La relance selon le député Emmanuel Tjibaou

Le 6 novembre dernier, le député Emmanuel Tjibaou a déposé un amendement pour « sauver l’outil industriel du nord et la filière nickel calédonienne”. Cet amendement a été adopté par la commission des affaires économiques de l’Assemblée nationale. À ce titre, il fera donc partie intégrante du projet de loi de finances 2026, qui sera débattu le 18 décembre dans l’hémicycle du palais Bourbon.

Le complexe industriel de Koniambo Nickel SAS (KNS) est aujourd’hui en veille froide après des mois d’incertitudes. Un arrêt complet de l’activité signifierait la perte définitive de 1 235 emplois directs et d’environ 700 emplois indirects.

L’amendement prévoit la création d’un fonds de soutien à la filière nickel en Nouvelle-Calédonie. 300 millions d’euros (36 milliards de francs), pour sécuriser la reprise de KNS, éviter la liquidation et permettre un redémarrage progressif de l’usine du Nord, mais aussi de soutenir la SMSP, actuellement sous procédure de sauvegarde.

La proposition portée par le député Tjibaou s’articule autour de deux axes. Le premier concerne le départ du co-actionnaire actuel Glencore. Les provisions pour démantèlement des actifs de KNS, estimées à 475 millions de dollars (4,84 milliards de francs), seraient temporairement portées par l’État selon Emmanuel Tjibaou. Ce qui permettrait d’obtenir un versement en numéraire de Glencore d’un montant d’environ 300 millions de dollars (30 milliards de francs).

Une partie, 50 millions de dollars (5,1 milliards de francs), serait dédiée à la reprise des opérations minières. Le solde, 250 millions de dollars (25,5 milliards de francs), serait conservé en trésorerie sous séquestre au bénéfice de l’État, diminuant ainsi son engagement réel, toujours selon le député Emmanuel Tjibaou. Pour ce dernier, la proposition d’amendement viserait directement à répondre sur l’équité de traitement entre les mineurs et les métallurgistes, les uns vis-à-vis des autres.

Une reprise des parts de Glencore ?

Le second axe consisterait, pour la SMSP, à se positionner comme repreneur des 49% de Glencore. Cependant, la SMSP est actuellement sous procédure de sauvegarde et ne peut prétendre au rachat sans un refinancement de son endettement, évalué à 274 millions d’euros (33 milliards de francs).
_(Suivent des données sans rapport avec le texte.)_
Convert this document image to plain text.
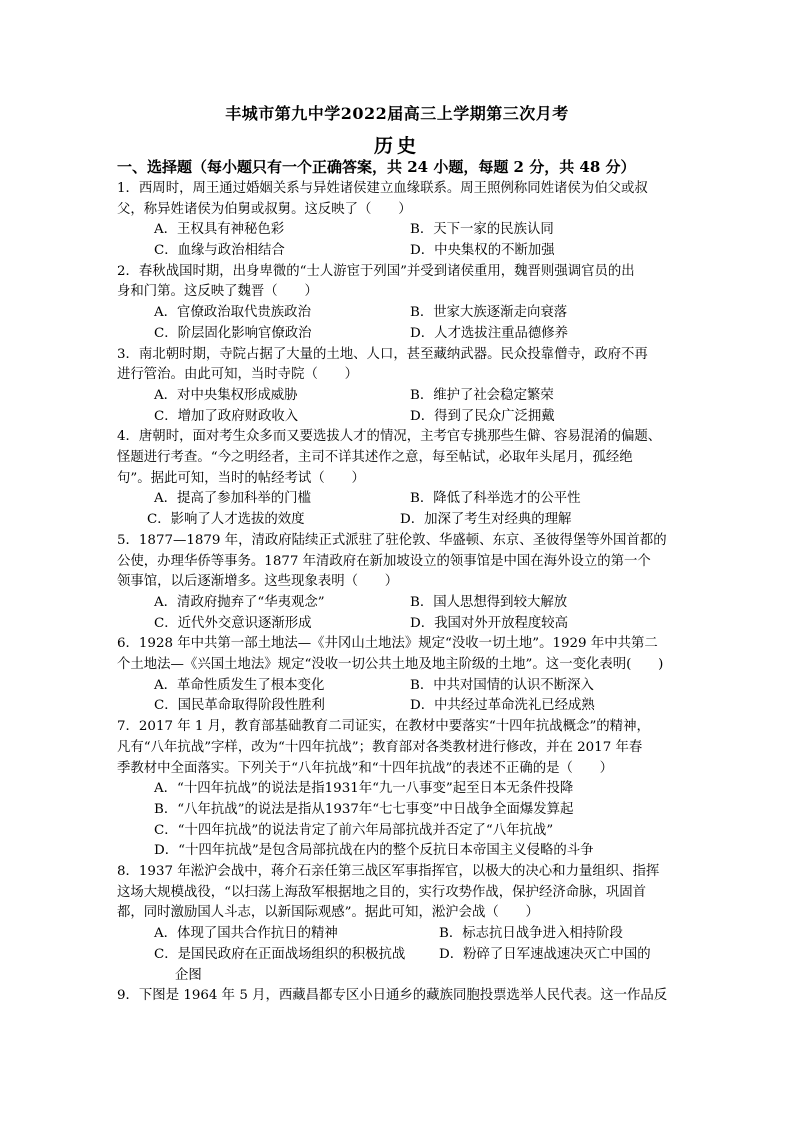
丰城市第九中学2022届高三上学期第三次月考
历史
一、选择题（每小题只有一个正确答案，共 24 小题，每题 2 分，共 48 分）

1．西周时，周王通过婚姻关系与异姓诸侯建立血缘联系。周王照例称同姓诸侯为伯父或叔

父，称异姓诸侯为伯舅或叔舅。这反映了（　　）

A．王权具有神秘色彩	B．天下一家的民族认同
C．血缘与政治相结合	D．中央集权的不断加强

2．春秋战国时期，出身卑微的“士人游宦于列国”并受到诸侯重用，魏晋则强调官员的出

身和门第。这反映了魏晋（　　）

A．官僚政治取代贵族政治	B．世家大族逐渐走向衰落
C．阶层固化影响官僚政治	D．人才选拔注重品德修养

3．南北朝时期，寺院占据了大量的土地、人口，甚至藏纳武器。民众投靠僧寺，政府不再

进行管治。由此可知，当时寺院（　　）

A．对中央集权形成威胁	B．维护了社会稳定繁荣
C．增加了政府财政收入	D．得到了民众广泛拥戴

4．唐朝时，面对考生众多而又要选拔人才的情况，主考官专挑那些生僻、容易混淆的偏题、

怪题进行考查。“今之明经者，主司不详其述作之意，每至帖试，必取年头尾月，孤经绝

句”。据此可知，当时的帖经考试（　　）

A．提高了参加科举的门槛	B．降低了科举选才的公平性
C．影响了人才选拔的效度	D．加深了考生对经典的理解

5．1877—1879 年，清政府陆续正式派驻了驻伦敦、华盛顿、东京、圣彼得堡等外国首都的

公使，办理华侨等事务。1877 年清政府在新加坡设立的领事馆是中国在海外设立的第一个

领事馆，以后逐渐增多。这些现象表明（　　）

A．清政府抛弃了“华夷观念”	B．国人思想得到较大解放
C．近代外交意识逐渐形成	D．我国对外开放程度较高

6．1928 年中共第一部土地法—《井冈山土地法》规定“没收一切土地”。1929 年中共第二

个土地法—《兴国土地法》规定“没收一切公共土地及地主阶级的土地”。这一变化表明(　　)

A．革命性质发生了根本变化	B．中共对国情的认识不断深入
C．国民革命取得阶段性胜利	D．中共经过革命洗礼已经成熟

7．2017 年 1 月，教育部基础教育二司证实，在教材中要落实“十四年抗战概念”的精神，

凡有“八年抗战”字样，改为“十四年抗战”；教育部对各类教材进行修改，并在 2017 年春

季教材中全面落实。下列关于“八年抗战”和“十四年抗战”的表述不正确的是（　　）

A．“十四年抗战”的说法是指1931年“九一八事变”起至日本无条件投降

B．“八年抗战”的说法是指从1937年“七七事变”中日战争全面爆发算起

C．“十四年抗战”的说法肯定了前六年局部抗战并否定了“八年抗战”

D．“十四年抗战”是包含局部抗战在内的整个反抗日本帝国主义侵略的斗争

8．1937 年淞沪会战中，蒋介石亲任第三战区军事指挥官，以极大的决心和力量组织、指挥

这场大规模战役，“以扫荡上海敌军根据地之目的，实行攻势作战，保护经济命脉，巩固首

都，同时激励国人斗志，以新国际观感”。据此可知，淞沪会战（　　）

A．体现了国共合作抗日的精神	B．标志抗日战争进入相持阶段
C．是国民政府在正面战场组织的积极抗战	D．粉碎了日军速战速决灭亡中国的

企图

9．下图是 1964 年 5 月，西藏昌都专区小日通乡的藏族同胞投票选举人民代表。这一作品反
Une restructuration de sa dette et un accompagnement de l’État, comparable à ceux déjà accordés à la SLN (environ 650 millions d’euros, soit 77,5 milliards de Francs) ou à Prony Resources (environ 500 millions d’euros, soit 60 milliards de francs), permettraient à la SMSP de reprendre les parts de Glencore, d’éviter la liquidation de KNS et de rembourser ses créanciers (Caisse d’Épargne IDF, AFD, Province Nord).

Selon Emmanuel Tjibaou, le refinancement permettrait de libérer des capacités d’investissement local et de rééquilibrer le soutien de l’État entre les provinces Nord et Sud, aujourd’hui asymétrique de son point de vue.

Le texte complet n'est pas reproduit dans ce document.